Sebab, untuk membuat makanan dengan kualitas baik, produsen membutuhkan kandungan gluten yang terdapat dalam gandum. Sementara sorgum dikenal sebagai tanaman biji-bijian yang bebas gluten.
“Gandum banyak digunakan untuk menghasilkan produk yang butuh gluten, seperti mi itu butuh elastisitas. Gluten digunakan agar mi tidak mudah patah, hancur. Biskuit juga begitu. Sedangkan roti, gluten dibutuhkan agar bisa mengembang. Sumber gluten di gandum tinggi,” kata Adhi, saat dihubungi Alinea.id, Selasa (16/8).
Karena itu, sorgum memang bisa digunakan sebagai campuran bahan makanan, tapi tidak bisa digunakan untuk menggantikan gandum. Selain itu, jika benar-benar ingin menjadikan komoditas ini sebagai campuran gandum, pemerintah juga diharuskan untuk meningkatkan produktivitas sorgum dan mengembangkannya dalam skala besar.
“Kalau produksinya masih kecil sama saja tidak efisien, karena harga tepungnya malah akan jadi mahal. Makanya, pengembangan sorgum ini harus diatur skema industrialisasinya dari hulu ke hilir, sampai bisa produktif dan efisien,” jelasnya.
Terpisah, Guru Besar Fakultas Pertanian Institut Pertanian Bogor (IPB) Dwi Andreas Santosa mengatakan, mengganti gandum dengan sorgum mustahil bagi Indonesia. Sedangkan untuk substitusi atau mengurangi konsumsi gandum setidaknya 10% dan menggantinya dengan sorgum membutuhkan usaha ekstra keras.
Sebab meskipun daya tahan sorgum cukup kuat, namun tanaman jenis biji-bijian ini hanya akan tumbuh dengan baik di wilayah tertentu saja. Di sisi lain, minat masyarakat untuk menanam sorgum pun sudah jauh berkurang.

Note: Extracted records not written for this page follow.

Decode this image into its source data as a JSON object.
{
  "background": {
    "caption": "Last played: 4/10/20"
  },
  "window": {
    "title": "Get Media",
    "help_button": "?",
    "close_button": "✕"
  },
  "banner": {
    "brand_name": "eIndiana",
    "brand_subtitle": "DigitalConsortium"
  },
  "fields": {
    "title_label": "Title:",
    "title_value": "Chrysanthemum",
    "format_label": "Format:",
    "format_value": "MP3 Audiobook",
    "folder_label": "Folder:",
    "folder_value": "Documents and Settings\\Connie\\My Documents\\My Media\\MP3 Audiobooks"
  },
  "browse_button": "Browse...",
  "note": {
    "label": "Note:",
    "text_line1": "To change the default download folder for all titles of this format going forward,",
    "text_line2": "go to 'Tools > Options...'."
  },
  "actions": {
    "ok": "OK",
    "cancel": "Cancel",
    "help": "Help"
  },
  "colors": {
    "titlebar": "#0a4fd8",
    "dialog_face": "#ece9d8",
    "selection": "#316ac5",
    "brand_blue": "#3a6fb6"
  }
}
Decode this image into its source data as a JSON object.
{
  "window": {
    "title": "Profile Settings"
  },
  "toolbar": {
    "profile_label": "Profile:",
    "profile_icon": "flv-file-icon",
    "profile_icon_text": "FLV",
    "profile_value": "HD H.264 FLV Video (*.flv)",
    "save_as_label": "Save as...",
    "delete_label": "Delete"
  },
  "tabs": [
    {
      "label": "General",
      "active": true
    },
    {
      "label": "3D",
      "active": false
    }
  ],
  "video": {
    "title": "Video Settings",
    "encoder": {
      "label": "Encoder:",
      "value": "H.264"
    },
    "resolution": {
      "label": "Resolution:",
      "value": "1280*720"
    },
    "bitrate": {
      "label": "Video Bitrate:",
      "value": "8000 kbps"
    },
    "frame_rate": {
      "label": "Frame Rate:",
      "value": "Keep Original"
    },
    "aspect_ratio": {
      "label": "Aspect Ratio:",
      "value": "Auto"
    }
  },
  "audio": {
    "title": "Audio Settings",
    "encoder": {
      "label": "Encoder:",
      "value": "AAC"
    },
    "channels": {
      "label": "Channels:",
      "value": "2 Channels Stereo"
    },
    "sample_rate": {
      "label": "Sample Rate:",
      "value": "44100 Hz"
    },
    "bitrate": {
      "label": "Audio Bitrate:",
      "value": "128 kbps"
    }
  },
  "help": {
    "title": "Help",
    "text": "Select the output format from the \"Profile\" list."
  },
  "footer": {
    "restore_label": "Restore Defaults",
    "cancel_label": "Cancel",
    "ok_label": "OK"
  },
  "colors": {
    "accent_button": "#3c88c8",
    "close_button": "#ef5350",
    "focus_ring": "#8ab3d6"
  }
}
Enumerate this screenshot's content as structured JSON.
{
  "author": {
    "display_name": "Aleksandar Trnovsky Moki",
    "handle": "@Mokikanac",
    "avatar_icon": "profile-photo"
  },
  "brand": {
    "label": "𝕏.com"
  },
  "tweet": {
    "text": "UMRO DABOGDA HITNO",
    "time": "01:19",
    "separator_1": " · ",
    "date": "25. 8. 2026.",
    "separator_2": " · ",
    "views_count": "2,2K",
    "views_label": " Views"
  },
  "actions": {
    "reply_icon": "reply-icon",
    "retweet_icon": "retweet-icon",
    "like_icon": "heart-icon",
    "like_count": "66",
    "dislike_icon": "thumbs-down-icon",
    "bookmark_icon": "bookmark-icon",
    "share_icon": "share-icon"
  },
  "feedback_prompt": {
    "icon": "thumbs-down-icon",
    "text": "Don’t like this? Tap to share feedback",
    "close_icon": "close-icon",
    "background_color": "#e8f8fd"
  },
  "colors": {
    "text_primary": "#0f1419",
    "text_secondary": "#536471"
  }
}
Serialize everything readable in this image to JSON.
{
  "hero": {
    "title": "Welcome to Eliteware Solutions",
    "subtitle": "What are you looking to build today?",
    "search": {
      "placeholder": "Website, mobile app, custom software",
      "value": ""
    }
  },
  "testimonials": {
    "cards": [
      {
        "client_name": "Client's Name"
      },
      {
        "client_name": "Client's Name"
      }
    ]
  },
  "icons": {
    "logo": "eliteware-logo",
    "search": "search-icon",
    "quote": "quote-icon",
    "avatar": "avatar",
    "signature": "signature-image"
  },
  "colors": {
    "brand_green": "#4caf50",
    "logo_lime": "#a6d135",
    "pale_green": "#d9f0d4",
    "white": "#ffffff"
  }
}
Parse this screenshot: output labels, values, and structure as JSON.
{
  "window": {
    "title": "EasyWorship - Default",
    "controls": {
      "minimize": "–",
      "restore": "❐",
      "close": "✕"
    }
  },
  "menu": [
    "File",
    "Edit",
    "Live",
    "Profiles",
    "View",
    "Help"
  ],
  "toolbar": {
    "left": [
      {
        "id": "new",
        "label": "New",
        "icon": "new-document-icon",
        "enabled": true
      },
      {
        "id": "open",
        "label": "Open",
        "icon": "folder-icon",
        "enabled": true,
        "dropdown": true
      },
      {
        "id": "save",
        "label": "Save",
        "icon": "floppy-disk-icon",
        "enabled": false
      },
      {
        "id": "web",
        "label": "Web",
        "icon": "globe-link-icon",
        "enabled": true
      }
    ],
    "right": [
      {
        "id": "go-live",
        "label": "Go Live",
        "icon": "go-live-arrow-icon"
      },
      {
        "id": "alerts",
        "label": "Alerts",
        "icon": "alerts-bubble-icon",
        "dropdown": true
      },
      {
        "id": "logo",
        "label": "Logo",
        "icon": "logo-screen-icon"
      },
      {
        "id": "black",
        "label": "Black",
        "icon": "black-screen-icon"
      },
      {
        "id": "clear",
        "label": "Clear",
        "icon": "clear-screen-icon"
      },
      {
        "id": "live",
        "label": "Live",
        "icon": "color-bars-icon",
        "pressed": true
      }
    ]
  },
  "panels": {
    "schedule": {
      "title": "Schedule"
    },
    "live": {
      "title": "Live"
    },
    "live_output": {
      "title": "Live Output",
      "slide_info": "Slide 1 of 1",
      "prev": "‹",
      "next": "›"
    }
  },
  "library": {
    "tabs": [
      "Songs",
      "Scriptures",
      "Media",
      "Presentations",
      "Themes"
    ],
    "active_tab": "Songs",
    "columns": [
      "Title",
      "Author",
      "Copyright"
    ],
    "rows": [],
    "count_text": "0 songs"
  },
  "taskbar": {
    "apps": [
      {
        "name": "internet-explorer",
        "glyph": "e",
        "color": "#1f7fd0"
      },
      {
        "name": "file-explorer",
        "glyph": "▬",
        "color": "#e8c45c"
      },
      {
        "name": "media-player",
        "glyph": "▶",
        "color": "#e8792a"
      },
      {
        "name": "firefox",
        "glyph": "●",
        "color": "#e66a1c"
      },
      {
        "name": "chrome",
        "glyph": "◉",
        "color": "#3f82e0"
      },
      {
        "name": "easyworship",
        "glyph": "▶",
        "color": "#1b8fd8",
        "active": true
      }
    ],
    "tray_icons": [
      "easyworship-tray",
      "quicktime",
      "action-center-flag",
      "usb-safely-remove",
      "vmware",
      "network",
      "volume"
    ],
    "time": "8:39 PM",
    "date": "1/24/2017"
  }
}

“Dulu, masyarakat Jawa memang banyak nanam sorgum sebagai cadangan pangan di masa paceklik, karena sorgum kan tahan terhadap kekeringan. Tapi sekarang kalah dengan tanaman lain,” jelasnya
Dwi mencontohkan, di beberapa wilayah, khususnya di Jawa, sorgum banyak ditanam di lahan tadah hujan dan lahan-lahan lain yang sumber airnya tidak banyak. Selain untuk sorgum, syarat tanah ini berlaku pula untuk lahan tanam jagung.
“Dengan ini saja, banyak petani yang kemudian beralih ke jagung. Makanya sekarang petani yang menanam sorgum di Jawa sudah sangat berkurang,” imbuh dia.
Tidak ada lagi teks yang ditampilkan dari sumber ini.